I try to match this regex against the string, without
the quotes (the following should be a whole single
line):

"to this end , NK_CTL clones derived from four donors
( KK , GG , GF , and DP ) were tested for their
ability to lyse the TAP2_deficient RMA_S\HLA_E
cell_line incubated with serial_dilutions of the
VMAPRTLIL , VMAPRTLVL , VMAPRTLLL , and VMAPRALLL
peptides ."

    First off, let me point out that this is *not* an infinite loop, the
match will complete (returning nil) after an hour or so.
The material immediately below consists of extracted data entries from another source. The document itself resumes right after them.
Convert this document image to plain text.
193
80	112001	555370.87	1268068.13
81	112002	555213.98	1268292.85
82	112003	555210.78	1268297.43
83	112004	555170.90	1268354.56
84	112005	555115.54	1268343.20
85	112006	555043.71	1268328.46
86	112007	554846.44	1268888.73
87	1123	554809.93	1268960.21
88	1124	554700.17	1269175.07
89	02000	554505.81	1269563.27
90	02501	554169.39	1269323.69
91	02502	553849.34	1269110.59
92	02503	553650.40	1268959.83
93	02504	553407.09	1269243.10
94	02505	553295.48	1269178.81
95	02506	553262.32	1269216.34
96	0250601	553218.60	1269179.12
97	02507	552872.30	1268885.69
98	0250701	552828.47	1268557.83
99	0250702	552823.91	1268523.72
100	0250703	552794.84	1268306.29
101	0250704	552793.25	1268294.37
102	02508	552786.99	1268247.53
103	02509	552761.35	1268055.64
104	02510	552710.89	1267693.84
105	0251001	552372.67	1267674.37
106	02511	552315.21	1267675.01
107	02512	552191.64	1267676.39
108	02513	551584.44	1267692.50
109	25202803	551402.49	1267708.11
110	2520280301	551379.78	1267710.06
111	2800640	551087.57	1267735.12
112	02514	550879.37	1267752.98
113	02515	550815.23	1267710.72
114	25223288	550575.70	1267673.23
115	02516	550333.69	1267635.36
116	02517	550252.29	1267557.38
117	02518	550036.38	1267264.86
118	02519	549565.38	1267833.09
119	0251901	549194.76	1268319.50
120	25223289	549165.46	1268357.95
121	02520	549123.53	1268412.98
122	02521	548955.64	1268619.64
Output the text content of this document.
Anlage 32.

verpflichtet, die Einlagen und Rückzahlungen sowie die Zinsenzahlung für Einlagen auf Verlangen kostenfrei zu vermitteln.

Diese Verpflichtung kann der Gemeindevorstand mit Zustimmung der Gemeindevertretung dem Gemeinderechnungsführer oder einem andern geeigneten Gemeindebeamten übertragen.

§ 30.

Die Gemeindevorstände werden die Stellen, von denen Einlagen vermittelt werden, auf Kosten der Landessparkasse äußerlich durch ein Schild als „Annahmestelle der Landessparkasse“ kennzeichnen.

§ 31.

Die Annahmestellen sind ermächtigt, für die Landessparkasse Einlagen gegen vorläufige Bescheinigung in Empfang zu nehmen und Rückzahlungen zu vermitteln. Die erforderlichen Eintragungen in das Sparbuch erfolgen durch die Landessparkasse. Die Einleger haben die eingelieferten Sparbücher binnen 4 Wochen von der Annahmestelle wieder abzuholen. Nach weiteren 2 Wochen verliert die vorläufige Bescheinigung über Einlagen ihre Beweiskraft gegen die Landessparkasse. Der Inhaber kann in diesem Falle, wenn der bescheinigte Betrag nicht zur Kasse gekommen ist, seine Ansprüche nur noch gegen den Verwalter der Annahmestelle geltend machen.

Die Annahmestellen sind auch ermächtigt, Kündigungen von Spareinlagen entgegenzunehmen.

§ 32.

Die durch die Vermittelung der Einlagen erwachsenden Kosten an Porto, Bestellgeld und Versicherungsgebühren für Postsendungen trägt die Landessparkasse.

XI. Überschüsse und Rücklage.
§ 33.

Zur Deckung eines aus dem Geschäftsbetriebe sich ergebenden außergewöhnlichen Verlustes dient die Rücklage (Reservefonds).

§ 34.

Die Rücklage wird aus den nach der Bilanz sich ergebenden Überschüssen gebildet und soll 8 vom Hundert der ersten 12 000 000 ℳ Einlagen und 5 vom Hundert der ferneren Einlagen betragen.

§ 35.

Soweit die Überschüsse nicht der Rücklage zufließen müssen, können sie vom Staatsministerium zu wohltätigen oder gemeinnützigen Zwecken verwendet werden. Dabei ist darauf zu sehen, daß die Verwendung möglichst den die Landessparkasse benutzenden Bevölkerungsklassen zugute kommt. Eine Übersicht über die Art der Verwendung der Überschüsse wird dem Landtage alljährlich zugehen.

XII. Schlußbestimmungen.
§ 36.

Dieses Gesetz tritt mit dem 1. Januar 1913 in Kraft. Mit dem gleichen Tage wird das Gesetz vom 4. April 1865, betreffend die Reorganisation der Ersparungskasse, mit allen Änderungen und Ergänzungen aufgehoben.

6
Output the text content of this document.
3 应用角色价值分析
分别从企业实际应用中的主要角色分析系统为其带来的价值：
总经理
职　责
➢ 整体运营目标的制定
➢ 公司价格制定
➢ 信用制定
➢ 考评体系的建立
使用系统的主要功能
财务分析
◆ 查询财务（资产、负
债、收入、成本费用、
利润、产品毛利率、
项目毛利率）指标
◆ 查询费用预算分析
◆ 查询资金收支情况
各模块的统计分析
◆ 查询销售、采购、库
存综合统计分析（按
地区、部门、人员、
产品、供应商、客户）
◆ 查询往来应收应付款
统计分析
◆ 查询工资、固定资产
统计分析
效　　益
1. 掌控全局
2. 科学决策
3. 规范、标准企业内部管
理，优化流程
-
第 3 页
    Breaking your regular expression apart a little, you have:

01: [tT]he\s+
02: (
03: (
04: [\w\d\_]+
05: (?:[a-zA-Z][\dA-Z]|[\dA-Z][a-zA-Z])
06: [\w\d\_]*
07: (
08: (
09: \s*
10: (
11: \,|and|or
12: )
13: \s*
14: )*
15: [\w\d\_]+
16: (?:[a-zA-Z][\dA-Z]|[\dA-Z][a-zA-Z])
17: [\w\d\_]*
18: )*
19: )
20: )
21: \s+
22: (
23: (\w+\s+){0,3}
24: \s*
25: (proteins|genes|protein|gene)
26: )

    A few minor things you can do to simplify:

    * The backslash before the underscore in lines 4, 6, 15, and 17 is
unnecessary.
    * The backslash before the comma in line 11 is also unnecessary.
    * /[\w]/ includes /[\d_]/, so lines 4 and 15 can be simplified to
"\w+".
    * Likewise lines 6 and 17 can be simplified to "\w*".
    * Lines 3 and 19 are a redundant set of parenthesis and can be
removed.
    * Two uppercase letters match *both* sides of the "or" in lines 5
and 16. Rework these lines to remove the redundancy.

    Now, the relevant part of the string is "the VMAPRTLIL , VMAPRTLVL ,
VMAPRTLLL , and VMAPRALLL", and the main problem that the RE engine is
having is in lines 4 through 17. Since the relevant part of the string
doesn't have numbers, underscores, or lower case letters, let's change
all of the occurrences of "[\w\d\_]", "[a-zA-Z]", and "[\dA-Z]" to
simply "[A-Z]":

04: [A-Z]+
05: (?:[A-Z][A-Z]|[A-Z][A-Z])
06: [A-Z]*
07: (
08: (
09: \s*
10: (
11: \,|and|or
12: )
13: \s*
14: )*
15: [A-Z]+
16: (?:[A-Z][A-Z]|[A-Z][A-Z])
17: [A-Z]*
18: )*

    If we then remove lines 8 through 14 (which we can do since they can
match *zero* times), this all simplifies down to:

([A-Z]{3,})([A-Z]{3,})*

    Now, assuming we try to match this against the string "VMAPRTLIL",
we find that we could match it in six different ways:

["VMA", ["PRT", "LIL"] ]
["VMA", ["PRTLIL"] ]
["VMAP", ["RTLIL"] ]
["VMAPR", ["TLIL"] ]
["VMAPRT", ["LIL"] ]
["VMAPRTLIL"]

    With the original line 5, this number doubles, and with the original
line 16, the number doubles again. This means that there would be 24
ways to match the each nine-letter words. With four words in a row (and
matching separators), this makes 24^4, or 331,776 distinct paths through
the four words. I'm sure there are probably a few more paths in there
that I've missed, but you get the idea. When writing regular
expressions, be extremely careful of zero length matches - they almost
always get you into trouble.

    Now, if I understand what you were trying to achieve, you can change
the "*" in line 14 to a "+" instead, thus *requiring* a separator. This
will vastly reduce the number of distinct paths through lines 4 through
18, and "fixes" your given example.

    To summarize, you probably want something more along the lines of:

[tT]he\s+((\w+(?:[a-zA-Z][\dA-Z]|[\dA-Z][a-zA-Z])\w*((\s*(\,|and|or)\s*)
+\w+(?:[a-zA-Z][\dA-Z]|[\dA-Z][a-zA-Z])\w*)*))\s+((\w+\s+){0,3}\s*(prote
ins>genes>protein>gene))

    I hope this helps.

    - Warren Brown

Warren Brown wrote:

   I hope this helps.

It surely does, thank you very very much!